The Ninth Circuit unanimously affirmed the district court's ruling that the trustee and counsel engaged in unlawful retaliation in violation of Section 510. The Court held that the whistleblower's cooperation with the DOL was quintessential protected activity, and that defendants were liable because they arranged the vote by the full board of trustees that resulted in the whistleblower's termination, they influenced the vote by recommending the whistleblower's termination, and the trustee had the authority to remove other union trustees or have their positions with the union terminated.
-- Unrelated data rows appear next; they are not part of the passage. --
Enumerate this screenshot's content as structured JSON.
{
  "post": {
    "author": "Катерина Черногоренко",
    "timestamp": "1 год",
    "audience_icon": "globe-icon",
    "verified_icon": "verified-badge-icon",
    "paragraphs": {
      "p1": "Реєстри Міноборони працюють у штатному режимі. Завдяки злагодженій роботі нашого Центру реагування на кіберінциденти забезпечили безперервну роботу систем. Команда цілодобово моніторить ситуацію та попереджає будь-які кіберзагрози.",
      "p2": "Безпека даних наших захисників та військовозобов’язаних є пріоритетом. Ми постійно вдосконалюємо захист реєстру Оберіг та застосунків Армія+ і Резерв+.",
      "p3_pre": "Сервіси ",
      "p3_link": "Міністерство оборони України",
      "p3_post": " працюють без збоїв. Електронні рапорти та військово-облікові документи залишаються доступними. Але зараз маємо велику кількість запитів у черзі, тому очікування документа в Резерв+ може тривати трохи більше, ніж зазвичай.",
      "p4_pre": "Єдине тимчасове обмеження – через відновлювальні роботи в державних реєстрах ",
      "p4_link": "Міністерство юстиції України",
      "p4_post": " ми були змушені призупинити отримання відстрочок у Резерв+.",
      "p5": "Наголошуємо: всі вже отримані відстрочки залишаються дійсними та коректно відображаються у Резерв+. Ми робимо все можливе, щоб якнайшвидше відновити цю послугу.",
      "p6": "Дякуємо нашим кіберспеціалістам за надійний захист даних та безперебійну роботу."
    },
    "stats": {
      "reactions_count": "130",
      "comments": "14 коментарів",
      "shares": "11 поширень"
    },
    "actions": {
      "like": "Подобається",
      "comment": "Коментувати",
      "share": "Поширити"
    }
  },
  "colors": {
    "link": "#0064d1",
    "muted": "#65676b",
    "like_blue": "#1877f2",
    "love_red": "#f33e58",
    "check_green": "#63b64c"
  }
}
However, the Ninth Circuit, in a split decision, reversed the district court's ruling that the retaliation against the whistleblower constituted a breach of fiduciary duty. In so ruling, the Court concluded that the district court failed to address the threshold question of whether the union trustee was acting in a fiduciary capacity when he engaged in the challenged conduct, i.e., placing the whistleblower on leave or terminating her employment. The dissenting judge opined that the trustee's effort to terminate the whistleblower was a fiduciary act because it was "inextricably intertwined" with management and administration of the funds, it was designed to shield the trustee's role in the funds' mismanagement from additional scrutiny, and a contrary result would subvert ERISA's goal to safeguard plan assets.

The case is Acosta v. Brain, Nos. 16-56529, 16-56532, 2018 WL 6314617 (9th Cir. Dec. 4, 2018).